Chris Marker

May 8, 2010 — Leave a comment

“a few words of explanation. These are not bona fide photographs. They’re stills from my video footage, somewhat manipulated thru the jujucraft of Photoshop and Painter. It’s an experiment I conducted for years, in order to extract meaningful images from the inordinate flow of video and television. I developed the concept of ’superliminal’, which is a sort of counterpoint to Subliminal. Instead of one frame lost in the stream of other different frames, Superliminal is one frame lost in the stream of almost IDENTICAL frames, or so it seems, for when you take ‘em one by one, one happens to be the real photogram, something nobody then has perceived, not even the guy who shot it (me in most cases).” (April 1, 2006)

“If subliminal refers to the object the eye doesn’t catch, yet the brain does, Superliminal is THE REVENGE OF THE EYE…that on slow-motion catches one image among others apparently identical as being the image…When one applies this system, as i do here, to his own footage, it may appear just as a refined way of sorting. When applied to alien material, the TV stuff for instance, in pure Duchampesque fashion, the robber becomes the author. Turning to black and white and Photoshop manipulations being the last stage of appropriation.” (May 4, 2006)

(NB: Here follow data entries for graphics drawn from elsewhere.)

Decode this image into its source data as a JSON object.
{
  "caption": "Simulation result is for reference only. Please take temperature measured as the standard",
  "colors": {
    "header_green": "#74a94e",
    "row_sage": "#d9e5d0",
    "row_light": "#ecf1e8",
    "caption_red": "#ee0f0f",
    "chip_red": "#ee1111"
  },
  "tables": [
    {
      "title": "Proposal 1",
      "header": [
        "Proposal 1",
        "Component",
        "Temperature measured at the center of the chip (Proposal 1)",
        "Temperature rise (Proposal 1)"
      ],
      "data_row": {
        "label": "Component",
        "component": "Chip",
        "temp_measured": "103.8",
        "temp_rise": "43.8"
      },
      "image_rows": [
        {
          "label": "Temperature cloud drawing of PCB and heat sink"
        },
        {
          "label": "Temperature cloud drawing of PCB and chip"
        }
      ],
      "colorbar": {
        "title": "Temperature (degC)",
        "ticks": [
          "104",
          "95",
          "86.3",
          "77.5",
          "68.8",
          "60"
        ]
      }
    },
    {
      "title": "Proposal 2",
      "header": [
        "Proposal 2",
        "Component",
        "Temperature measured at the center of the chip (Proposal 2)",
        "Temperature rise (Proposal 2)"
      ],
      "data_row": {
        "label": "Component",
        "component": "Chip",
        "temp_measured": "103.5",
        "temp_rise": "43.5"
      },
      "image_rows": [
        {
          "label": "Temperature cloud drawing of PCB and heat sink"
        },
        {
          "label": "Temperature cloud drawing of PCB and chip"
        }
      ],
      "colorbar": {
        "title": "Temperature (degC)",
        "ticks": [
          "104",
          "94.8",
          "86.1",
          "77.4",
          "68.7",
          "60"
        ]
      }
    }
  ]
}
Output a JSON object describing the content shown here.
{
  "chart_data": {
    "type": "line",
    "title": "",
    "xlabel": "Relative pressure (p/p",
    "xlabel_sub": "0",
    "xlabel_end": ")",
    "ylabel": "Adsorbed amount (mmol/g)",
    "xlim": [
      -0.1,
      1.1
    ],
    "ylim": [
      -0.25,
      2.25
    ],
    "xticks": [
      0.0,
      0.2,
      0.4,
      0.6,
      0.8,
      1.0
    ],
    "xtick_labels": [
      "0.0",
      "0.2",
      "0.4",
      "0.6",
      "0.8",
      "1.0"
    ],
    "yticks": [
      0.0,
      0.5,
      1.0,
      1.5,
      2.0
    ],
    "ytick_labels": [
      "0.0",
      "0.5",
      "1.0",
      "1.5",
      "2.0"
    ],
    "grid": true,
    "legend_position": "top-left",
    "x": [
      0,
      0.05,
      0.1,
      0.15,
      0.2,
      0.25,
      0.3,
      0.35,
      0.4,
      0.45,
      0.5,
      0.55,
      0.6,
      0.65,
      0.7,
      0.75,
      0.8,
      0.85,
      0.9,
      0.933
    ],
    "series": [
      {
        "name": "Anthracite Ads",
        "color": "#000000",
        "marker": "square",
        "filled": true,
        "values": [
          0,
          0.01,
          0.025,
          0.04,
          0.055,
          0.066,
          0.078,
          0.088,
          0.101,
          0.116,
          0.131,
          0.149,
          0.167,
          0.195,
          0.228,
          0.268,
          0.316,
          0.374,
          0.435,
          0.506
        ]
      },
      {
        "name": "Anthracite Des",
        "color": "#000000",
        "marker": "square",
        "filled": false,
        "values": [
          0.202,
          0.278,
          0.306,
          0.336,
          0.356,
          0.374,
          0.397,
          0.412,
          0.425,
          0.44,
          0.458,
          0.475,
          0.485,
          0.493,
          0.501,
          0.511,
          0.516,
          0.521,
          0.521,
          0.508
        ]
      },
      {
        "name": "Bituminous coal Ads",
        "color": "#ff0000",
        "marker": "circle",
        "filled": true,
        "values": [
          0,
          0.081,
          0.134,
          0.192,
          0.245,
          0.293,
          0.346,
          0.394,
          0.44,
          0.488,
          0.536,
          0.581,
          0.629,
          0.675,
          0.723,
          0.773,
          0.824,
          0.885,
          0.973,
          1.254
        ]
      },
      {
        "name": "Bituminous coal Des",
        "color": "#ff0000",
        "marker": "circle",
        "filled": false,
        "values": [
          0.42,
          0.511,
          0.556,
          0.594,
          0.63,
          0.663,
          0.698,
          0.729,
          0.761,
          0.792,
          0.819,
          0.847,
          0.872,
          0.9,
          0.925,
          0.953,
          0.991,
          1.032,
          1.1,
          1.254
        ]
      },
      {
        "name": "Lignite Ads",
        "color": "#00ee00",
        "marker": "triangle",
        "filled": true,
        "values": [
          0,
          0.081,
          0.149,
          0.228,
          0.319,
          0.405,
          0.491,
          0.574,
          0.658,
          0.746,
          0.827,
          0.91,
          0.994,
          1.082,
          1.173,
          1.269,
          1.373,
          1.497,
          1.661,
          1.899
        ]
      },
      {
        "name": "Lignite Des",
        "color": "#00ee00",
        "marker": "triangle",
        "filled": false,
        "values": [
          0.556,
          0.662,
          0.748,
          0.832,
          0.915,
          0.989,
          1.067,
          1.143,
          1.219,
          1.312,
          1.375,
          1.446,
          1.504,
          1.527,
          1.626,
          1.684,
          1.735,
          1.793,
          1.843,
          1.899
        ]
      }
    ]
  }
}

Chris Marker cited by Bill Horrigan in Some Other Time from Staring Back; Chris Marker pp139, 140 Wexner Centre For The Arts, The Ohio State University 2007.

On the blog Chris Marker: Notes from the Era of Imperfect Memory, a short film constructed in Second Life by Chris Marker titled Ouvroir the Movie by Chris Marker follows a cat as it explores a land called Ouvroir. Media screening rooms display photographs and text that describe different memories. They are presented as artifacts that are somehow disembodied from the notion of the private or personal, or at least it seems this way. The cat makes its way through a tunnel of revolving text to get to the first room, where the first words to appear on the screens are words that resemble neologisms:



“that’s what the press says about the latest piece by Chris Marker, the best known author of unknown movies.”

This first room introduces the fact that these rooms are somehow correlated to Chris Markers own memory and experience. They are self-reflexive glimpses into Markers’ own ‘shoebox’ made public in a virtual space. In a recent lecture by Dean Keep, he described the notion of post-memory. Post-memory is the memory you inherit through ritual. The photo’s in your fathers album that correlate to his past become memories of your own as you apply the stories to them. A handing down of memory and myth. What becomes apparent here is that the photographs are not just documentary, but also memory sites themselves. Perhaps this is the purpose of the media rooms located in Ouvroir. They are memory sites in their own right.

The cat then progresses to the main room in which photographs are displayed and scrutinized as artifacts of Markers memory and representations of the length of a certain period of his life. He makes an interesting comparison between two photo’s of the exact same location taken forty years apart:

“Right in the middle, a small tree grew, within these few inches, forty years of my life.”

In the second photo, the tree has obviously grown a great deal. It seems to me that this is a gallery of remembrances and images that once appropriated into this space become alienated and fragmentary and somehow take on all new meaning. By becoming public, the memory artifact takes on a pronounced characteristic of Markers ‘superliminal’.